If you need a bit of help understanding Hadoop for the regular organization, you might want to check out a recent Informatica Perspectives blog post and the white paper it references. The post is written by Brett Sheppard, executive director at Zettaforce, who recommends a five-step action plan for starting with Hadoop.
The advice is pretty down-to-earth stuff, with a few specifics. For instance, tip one is to "Select the Right Projects for Hadoop Implementation," and explains that Hadoop is often used for exploring "what if" situations with unstructured data, but may not be quite ready for real-time yet. He also talks about how you'll need to adapt your existing architectures to use Hadoop, the challenges of finding people with the right skills to use Hadoop, and why Hadoop isn't the place to tackle data quality and governance issues. He also mentions that you should adopt "lean and agile integration principles."

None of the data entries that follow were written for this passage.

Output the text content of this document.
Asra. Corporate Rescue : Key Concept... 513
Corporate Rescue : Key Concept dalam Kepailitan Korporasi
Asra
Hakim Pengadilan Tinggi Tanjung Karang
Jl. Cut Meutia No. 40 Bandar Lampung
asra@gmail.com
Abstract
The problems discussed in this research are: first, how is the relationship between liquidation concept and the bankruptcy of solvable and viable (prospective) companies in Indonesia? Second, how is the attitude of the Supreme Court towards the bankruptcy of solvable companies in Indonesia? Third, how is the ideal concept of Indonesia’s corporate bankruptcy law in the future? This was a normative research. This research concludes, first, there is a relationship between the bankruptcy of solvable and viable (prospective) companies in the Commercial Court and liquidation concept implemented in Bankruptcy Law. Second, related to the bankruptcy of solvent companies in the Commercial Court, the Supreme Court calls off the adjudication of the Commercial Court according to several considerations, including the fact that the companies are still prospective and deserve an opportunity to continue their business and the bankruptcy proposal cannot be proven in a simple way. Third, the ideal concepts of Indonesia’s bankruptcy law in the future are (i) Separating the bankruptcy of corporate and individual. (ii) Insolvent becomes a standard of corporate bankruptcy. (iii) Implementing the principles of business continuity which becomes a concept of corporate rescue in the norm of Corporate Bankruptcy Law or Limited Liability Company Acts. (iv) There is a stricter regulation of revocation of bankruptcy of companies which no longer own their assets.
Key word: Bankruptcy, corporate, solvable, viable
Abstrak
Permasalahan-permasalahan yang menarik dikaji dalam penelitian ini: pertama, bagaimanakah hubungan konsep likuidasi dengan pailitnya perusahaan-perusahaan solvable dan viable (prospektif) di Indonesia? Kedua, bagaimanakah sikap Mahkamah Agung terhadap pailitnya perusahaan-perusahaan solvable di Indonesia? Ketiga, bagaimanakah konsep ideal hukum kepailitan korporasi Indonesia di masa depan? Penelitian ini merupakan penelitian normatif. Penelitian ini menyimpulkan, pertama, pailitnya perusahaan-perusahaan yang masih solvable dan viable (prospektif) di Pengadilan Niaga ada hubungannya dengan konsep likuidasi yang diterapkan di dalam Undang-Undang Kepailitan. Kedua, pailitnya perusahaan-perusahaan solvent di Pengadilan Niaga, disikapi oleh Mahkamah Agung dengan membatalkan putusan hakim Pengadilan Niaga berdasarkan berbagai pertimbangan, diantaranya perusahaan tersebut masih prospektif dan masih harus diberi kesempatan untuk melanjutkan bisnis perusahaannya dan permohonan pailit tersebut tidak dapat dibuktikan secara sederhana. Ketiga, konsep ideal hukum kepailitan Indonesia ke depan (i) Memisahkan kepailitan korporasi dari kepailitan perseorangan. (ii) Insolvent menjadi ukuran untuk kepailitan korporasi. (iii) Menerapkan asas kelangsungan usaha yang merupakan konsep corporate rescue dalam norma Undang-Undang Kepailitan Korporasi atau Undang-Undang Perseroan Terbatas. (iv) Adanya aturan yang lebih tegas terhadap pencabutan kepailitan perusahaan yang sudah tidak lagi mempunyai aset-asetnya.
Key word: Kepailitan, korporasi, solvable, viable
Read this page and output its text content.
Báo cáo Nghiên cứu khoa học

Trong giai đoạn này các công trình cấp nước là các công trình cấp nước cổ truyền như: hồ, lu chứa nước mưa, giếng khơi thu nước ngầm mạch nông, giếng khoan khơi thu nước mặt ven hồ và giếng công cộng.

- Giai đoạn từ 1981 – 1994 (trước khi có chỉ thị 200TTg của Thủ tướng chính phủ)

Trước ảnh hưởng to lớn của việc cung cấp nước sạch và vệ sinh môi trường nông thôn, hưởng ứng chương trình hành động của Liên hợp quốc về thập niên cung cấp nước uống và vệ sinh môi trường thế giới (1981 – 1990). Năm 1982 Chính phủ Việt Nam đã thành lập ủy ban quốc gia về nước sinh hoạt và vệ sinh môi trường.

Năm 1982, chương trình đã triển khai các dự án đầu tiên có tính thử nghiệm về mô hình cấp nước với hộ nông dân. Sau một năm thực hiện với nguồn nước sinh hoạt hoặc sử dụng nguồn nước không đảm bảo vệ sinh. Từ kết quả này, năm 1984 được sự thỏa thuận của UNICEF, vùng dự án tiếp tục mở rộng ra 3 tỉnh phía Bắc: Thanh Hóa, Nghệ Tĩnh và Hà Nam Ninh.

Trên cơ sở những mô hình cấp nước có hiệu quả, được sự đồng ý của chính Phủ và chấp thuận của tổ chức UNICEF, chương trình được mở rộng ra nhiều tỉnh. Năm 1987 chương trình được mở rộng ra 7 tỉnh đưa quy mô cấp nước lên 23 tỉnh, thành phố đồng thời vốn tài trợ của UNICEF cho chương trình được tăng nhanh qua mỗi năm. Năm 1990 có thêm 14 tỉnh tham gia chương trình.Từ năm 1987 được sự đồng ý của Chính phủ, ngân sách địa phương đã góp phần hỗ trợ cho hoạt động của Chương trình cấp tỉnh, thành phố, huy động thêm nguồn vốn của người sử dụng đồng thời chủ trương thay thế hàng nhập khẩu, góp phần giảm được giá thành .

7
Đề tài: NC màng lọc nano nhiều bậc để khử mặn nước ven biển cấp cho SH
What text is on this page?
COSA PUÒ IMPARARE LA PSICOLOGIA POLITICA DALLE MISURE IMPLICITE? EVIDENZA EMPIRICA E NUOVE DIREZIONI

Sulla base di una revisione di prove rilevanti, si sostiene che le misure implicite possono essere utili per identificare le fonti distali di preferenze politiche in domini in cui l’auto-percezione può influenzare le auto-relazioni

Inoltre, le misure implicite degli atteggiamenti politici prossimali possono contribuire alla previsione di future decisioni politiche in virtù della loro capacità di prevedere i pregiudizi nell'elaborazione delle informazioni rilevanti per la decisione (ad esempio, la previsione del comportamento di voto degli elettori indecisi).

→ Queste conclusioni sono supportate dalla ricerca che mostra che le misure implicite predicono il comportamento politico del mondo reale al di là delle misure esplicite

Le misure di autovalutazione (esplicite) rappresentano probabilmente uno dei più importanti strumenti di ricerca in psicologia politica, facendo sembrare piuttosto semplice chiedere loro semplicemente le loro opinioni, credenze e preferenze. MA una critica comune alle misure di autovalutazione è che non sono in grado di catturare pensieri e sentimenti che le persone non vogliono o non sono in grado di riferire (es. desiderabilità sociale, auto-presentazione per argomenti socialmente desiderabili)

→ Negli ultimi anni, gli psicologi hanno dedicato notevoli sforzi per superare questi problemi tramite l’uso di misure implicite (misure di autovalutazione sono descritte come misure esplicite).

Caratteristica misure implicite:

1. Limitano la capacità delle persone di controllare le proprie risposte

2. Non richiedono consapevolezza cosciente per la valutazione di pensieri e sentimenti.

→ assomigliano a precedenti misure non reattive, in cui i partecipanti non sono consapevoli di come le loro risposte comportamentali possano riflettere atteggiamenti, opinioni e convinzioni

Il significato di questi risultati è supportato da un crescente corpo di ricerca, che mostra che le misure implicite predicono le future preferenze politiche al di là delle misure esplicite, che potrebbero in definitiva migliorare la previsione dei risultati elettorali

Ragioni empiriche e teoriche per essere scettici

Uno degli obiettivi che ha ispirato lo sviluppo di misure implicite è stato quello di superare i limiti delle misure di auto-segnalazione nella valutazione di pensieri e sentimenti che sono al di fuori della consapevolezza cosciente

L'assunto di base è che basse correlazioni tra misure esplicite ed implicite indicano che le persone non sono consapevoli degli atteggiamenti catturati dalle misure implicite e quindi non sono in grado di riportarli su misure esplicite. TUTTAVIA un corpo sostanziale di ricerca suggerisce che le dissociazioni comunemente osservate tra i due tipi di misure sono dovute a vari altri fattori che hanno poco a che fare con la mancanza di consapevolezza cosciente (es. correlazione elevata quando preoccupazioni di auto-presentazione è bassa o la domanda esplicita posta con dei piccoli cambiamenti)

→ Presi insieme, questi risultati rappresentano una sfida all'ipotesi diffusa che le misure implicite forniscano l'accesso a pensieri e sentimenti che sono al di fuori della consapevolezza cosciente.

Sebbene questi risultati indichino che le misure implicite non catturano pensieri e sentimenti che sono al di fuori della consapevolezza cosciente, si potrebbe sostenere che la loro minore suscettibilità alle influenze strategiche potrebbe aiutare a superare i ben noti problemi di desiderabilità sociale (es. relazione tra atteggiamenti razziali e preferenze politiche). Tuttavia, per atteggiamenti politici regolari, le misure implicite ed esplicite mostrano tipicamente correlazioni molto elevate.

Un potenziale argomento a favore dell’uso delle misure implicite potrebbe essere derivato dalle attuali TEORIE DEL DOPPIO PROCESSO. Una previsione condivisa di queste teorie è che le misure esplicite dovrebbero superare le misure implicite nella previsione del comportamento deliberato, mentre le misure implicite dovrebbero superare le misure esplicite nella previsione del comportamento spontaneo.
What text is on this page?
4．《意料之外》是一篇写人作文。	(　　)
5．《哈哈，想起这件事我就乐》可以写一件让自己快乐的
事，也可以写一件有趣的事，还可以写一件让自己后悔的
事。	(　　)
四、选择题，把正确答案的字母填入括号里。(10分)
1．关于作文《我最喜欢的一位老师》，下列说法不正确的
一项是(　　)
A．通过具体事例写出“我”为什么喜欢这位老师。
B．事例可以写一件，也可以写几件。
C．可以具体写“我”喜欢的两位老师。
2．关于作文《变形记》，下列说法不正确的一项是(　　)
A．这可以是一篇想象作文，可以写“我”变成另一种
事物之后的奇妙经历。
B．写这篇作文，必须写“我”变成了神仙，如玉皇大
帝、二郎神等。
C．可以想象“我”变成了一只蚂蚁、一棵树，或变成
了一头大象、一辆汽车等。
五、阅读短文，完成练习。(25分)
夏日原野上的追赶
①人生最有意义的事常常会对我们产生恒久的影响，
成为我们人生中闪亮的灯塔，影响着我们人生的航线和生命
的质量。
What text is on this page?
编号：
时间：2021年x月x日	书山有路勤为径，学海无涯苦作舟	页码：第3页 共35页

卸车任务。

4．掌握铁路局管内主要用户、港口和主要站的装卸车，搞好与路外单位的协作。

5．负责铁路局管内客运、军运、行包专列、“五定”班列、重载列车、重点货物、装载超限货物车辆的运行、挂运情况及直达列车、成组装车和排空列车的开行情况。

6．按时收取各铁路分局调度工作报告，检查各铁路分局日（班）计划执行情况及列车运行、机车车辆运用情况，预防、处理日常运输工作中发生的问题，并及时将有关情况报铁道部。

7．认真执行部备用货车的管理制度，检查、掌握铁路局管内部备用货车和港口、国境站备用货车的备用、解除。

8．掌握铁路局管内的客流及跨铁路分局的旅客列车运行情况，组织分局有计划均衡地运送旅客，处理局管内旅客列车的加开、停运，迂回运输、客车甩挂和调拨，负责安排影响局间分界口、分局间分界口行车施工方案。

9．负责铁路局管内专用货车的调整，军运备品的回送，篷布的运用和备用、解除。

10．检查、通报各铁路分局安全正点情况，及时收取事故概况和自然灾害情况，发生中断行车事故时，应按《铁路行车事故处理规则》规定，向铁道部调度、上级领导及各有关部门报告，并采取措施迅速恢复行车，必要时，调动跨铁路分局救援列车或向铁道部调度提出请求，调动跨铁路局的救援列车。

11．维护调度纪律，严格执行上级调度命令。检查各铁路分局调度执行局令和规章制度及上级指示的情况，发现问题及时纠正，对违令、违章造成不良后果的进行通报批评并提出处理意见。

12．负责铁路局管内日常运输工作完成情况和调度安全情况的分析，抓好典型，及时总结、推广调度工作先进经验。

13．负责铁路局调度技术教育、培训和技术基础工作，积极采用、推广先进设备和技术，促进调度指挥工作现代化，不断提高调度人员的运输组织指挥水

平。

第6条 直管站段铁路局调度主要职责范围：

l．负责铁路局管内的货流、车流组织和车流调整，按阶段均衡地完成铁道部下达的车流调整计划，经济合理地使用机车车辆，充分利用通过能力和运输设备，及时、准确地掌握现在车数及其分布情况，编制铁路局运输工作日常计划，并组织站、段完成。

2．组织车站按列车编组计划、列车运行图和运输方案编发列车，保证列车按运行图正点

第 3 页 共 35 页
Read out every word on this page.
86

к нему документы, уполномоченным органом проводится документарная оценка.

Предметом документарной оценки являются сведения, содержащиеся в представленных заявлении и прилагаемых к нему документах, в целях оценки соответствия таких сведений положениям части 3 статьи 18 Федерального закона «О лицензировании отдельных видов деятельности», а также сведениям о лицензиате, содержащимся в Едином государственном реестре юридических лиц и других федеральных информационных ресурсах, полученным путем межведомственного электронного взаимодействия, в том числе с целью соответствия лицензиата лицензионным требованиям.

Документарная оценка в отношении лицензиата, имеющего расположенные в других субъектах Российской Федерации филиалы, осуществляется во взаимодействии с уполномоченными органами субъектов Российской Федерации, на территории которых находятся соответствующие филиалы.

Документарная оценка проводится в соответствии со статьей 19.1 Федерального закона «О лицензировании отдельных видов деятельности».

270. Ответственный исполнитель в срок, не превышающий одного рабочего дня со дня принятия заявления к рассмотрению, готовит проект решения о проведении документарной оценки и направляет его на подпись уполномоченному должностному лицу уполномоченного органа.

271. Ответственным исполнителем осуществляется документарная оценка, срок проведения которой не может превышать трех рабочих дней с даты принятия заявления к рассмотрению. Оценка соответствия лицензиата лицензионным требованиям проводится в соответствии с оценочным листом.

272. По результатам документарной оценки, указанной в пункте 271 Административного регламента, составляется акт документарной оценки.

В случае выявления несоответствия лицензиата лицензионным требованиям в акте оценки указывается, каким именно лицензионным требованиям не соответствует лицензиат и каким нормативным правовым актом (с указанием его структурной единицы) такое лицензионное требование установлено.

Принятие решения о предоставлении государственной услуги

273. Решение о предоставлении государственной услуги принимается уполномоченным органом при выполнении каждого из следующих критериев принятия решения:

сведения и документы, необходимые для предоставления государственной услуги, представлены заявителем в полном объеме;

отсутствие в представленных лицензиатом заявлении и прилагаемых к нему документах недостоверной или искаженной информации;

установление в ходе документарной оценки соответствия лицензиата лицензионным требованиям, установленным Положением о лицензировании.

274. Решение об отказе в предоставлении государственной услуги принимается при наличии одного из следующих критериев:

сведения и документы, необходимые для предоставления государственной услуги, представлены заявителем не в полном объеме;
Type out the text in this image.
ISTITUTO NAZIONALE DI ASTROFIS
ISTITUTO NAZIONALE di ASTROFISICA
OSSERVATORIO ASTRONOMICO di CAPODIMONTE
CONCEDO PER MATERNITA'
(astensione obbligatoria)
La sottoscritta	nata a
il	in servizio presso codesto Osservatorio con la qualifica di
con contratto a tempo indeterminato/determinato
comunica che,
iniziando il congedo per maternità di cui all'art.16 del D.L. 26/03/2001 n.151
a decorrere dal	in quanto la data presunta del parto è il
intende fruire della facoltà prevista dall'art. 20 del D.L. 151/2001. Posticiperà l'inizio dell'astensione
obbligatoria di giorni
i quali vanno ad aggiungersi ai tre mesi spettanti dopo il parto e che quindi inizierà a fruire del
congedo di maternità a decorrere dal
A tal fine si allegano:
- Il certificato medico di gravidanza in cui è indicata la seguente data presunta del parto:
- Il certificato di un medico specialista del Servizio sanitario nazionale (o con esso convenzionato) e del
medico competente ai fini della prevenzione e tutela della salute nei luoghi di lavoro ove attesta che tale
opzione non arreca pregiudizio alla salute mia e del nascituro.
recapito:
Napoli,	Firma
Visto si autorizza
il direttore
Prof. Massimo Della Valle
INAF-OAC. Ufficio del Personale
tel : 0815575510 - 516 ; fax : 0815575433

Now, we all know by now that white papers are primarily a marketing tool these days, but I really liked this one because I felt it devoted more space to education and information than to selling Informatica's platform. For instance, it includes some wonderfully handy charts for explaining the function of the open source "companions" of Hadoop - and specifically how they fit in with data integration - as well as an explanation of Hadoop use cases and the typical customer profiles for these use cases. There's even a high-level reference architecture graph so you can see how Hadoop might fit in with your existing data architecture.
If you're one of the 54 percent that Ventana Research says either have deployed or are considering deploying Hadoop, you should definitely check out page 7, which lists the "Challenges with Hadoop." As you might expect, it's not all bubbles and rainbows. Among the issues:
It's a technical guide, so IT leaders should find it includes a satisfying level of detail about how Hadoop will work with existing data architecture and processes, but there's still enough discussion of business value to interest executive business leaders. And did I mention it's free? Although, you do have to provide the usual user profile information to download it.